6.1.2.4 Förderung der Bereitschaft zur Übernahme von Verantwortung
Die Lehrenden sind zwar den Richtlinien des Bildungssystems unterworfen, ihre Haltung müßte sich jedoch ändern im Hinblick auf die Bereitschaft zur Übernahme von größerer Verantwortung und zur Motivation der Schüler in diesem Sinne.
"Creo que sí podemos tener un tipo de educación crítica y liberadora, pero ella no es conveniente al sistema político y es peligrosa porque puede generar problemas a los capitalistas y a los políticos corruptos, quienes no desean que la gente se dé cuenta de lo que está sucediendo, no dicen que es el sistema que queremos y que deseamos. Estamos formando para mantener este subdesarrollado y esto le conviene a mucha gente que siguen robando a este país, desde las transnacionales europeas hasta los corruptos de nuestro país" (ID).

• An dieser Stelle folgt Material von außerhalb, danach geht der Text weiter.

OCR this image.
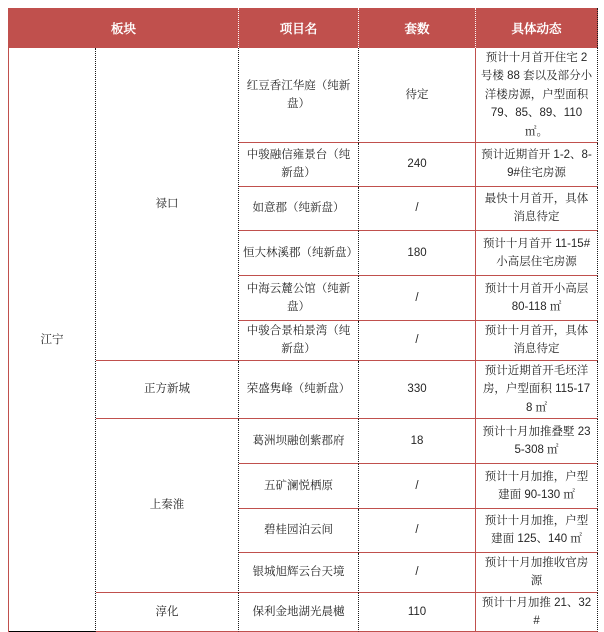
板块		项目名	套数	具体动态
江宁	禄口	红豆香江华庭（纯新盘）	待定	预计十月首开住宅 2 号楼 88 套以及部分小洋楼房源，户型面积 79、85、89、110 ㎡。
		中骏融信雍景台（纯新盘）	240	预计近期首开 1-2、8-9#住宅房源
		如意郡（纯新盘）	/	最快十月首开，具体消息待定
		恒大林溪郡（纯新盘）	180	预计十月首开 11-15#小高层住宅房源
		中海云麓公馆（纯新盘）	/	预计十月首开小高层 80-118 ㎡
		中骏合景柏景湾（纯新盘）	/	预计十月首开，具体消息待定
	正方新城	荣盛隽峰（纯新盘）	330	预计近期首开毛坯洋房，户型面积 115-178 ㎡
	上秦淮	葛洲坝融创紫郡府	18	预计十月加推叠墅 235-308 ㎡
		五矿澜悦栖原	/	预计十月加推，户型建面 90-130 ㎡
		碧桂园泊云间	/	预计十月加推，户型建面 125、140 ㎡
		银城旭辉云台天境	/	预计十月加推收官房源
	淳化	保利金地湖光晨樾	110	预计十月加推 21、32#
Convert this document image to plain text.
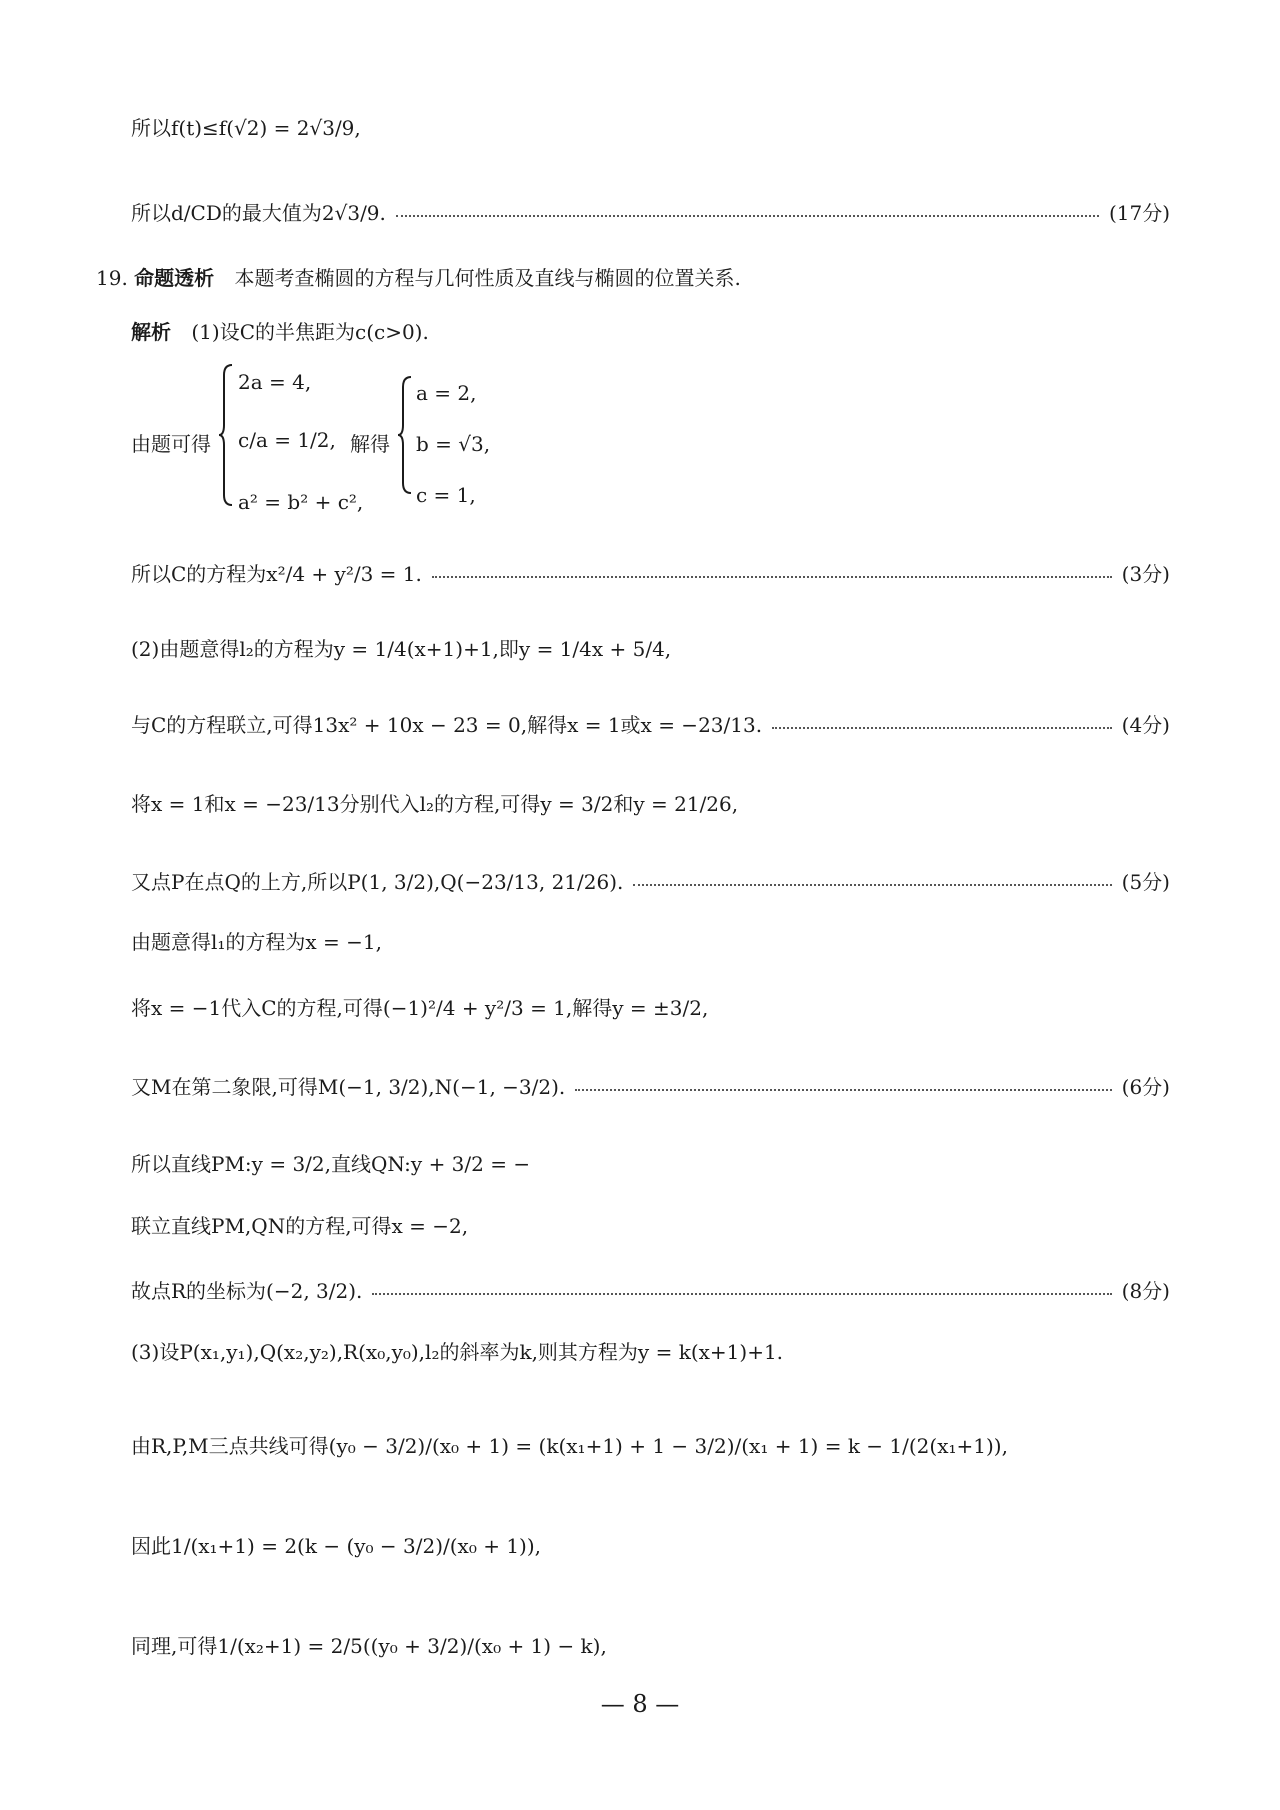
所以f(t)≤f(√2) = 2√3/9,
所以d/CD的最大值为2√3/9.	(17分)
19. 命题透析 本题考查椭圆的方程与几何性质及直线与椭圆的位置关系.
解析 (1)设C的半焦距为c(c>0).
由题可得
2a = 4,
c/a = 1/2,
a² = b² + c²,
解得
a = 2,
b = √3,
c = 1,
所以C的方程为x²/4 + y²/3 = 1.	(3分)
(2)由题意得l₂的方程为y = 1/4(x+1)+1,即y = 1/4x + 5/4,
与C的方程联立,可得13x² + 10x − 23 = 0,解得x = 1或x = −23/13.	(4分)
将x = 1和x = −23/13分别代入l₂的方程,可得y = 3/2和y = 21/26,
又点P在点Q的上方,所以P(1, 3/2),Q(−23/13, 21/26).	(5分)
由题意得l₁的方程为x = −1,
将x = −1代入C的方程,可得(−1)²/4 + y²/3 = 1,解得y = ±3/2,
又M在第二象限,可得M(−1, 3/2),N(−1, −3/2).	(6分)
所以直线PM:y = 3/2,直线QN:y + 3/2 = −
联立直线PM,QN的方程,可得x = −2,
故点R的坐标为(−2, 3/2).	(8分)
(3)设P(x₁,y₁),Q(x₂,y₂),R(x₀,y₀),l₂的斜率为k,则其方程为y = k(x+1)+1.
由R,P,M三点共线可得(y₀ − 3/2)/(x₀ + 1) = (k(x₁+1) + 1 − 3/2)/(x₁ + 1) = k − 1/(2(x₁+1)),
因此1/(x₁+1) = 2(k − (y₀ − 3/2)/(x₀ + 1)),
同理,可得1/(x₂+1) = 2/5((y₀ + 3/2)/(x₀ + 1) − k),
— 8 —
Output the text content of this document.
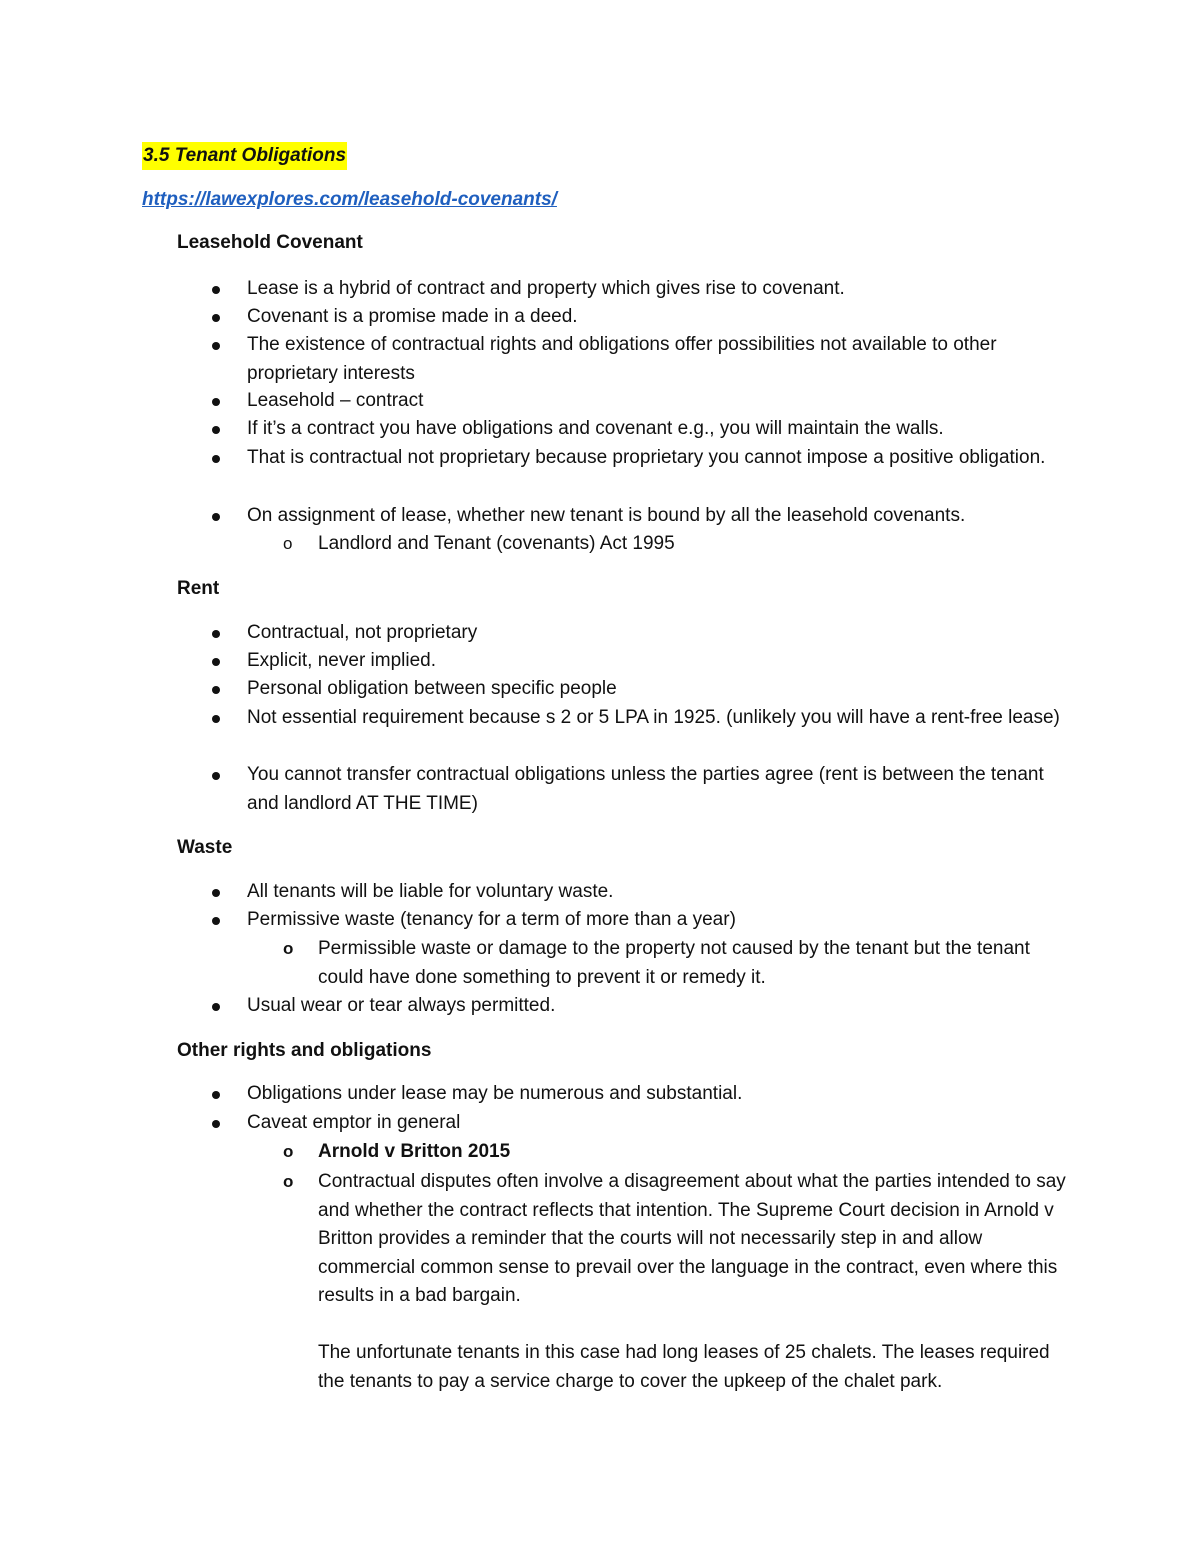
3.5 Tenant Obligations
https://lawexplores.com/leasehold-covenants/
Leasehold Covenant
Lease is a hybrid of contract and property which gives rise to covenant.
Covenant is a promise made in a deed.
The existence of contractual rights and obligations offer possibilities not available to other proprietary interests
Leasehold – contract
If it’s a contract you have obligations and covenant e.g., you will maintain the walls.
That is contractual not proprietary because proprietary you cannot impose a positive obligation.
On assignment of lease, whether new tenant is bound by all the leasehold covenants.
o Landlord and Tenant (covenants) Act 1995
Rent
Contractual, not proprietary
Explicit, never implied.
Personal obligation between specific people
Not essential requirement because s 2 or 5 LPA in 1925. (unlikely you will have a rent-free lease)
You cannot transfer contractual obligations unless the parties agree (rent is between the tenant and landlord AT THE TIME)
Waste
All tenants will be liable for voluntary waste.
Permissive waste (tenancy for a term of more than a year)
o Permissible waste or damage to the property not caused by the tenant but the tenant could have done something to prevent it or remedy it.
Usual wear or tear always permitted.
Other rights and obligations
Obligations under lease may be numerous and substantial.
Caveat emptor in general
o Arnold v Britton 2015
o Contractual disputes often involve a disagreement about what the parties intended to say and whether the contract reflects that intention. The Supreme Court decision in Arnold v Britton provides a reminder that the courts will not necessarily step in and allow commercial common sense to prevail over the language in the contract, even where this results in a bad bargain.
The unfortunate tenants in this case had long leases of 25 chalets. The leases required the tenants to pay a service charge to cover the upkeep of the chalet park.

"En vista de que "la lógica nos indica que estamos haciendo algo incorrecto con la enseñanza de la matemática" (TG), entonces, "tenemos que iniciar un proceso de concientización, de trabajo grupal con los maestros para que estos puedan convertirse en los forjadores de nuestro país, de lo contrario seguiremos con una enseñanza represiva y desligada de los problemas fundamentales de la sociedad. Hay que ganarse a muchos docentes para esta nueva concepción de la enseñanza de la matemática crítica" (NN).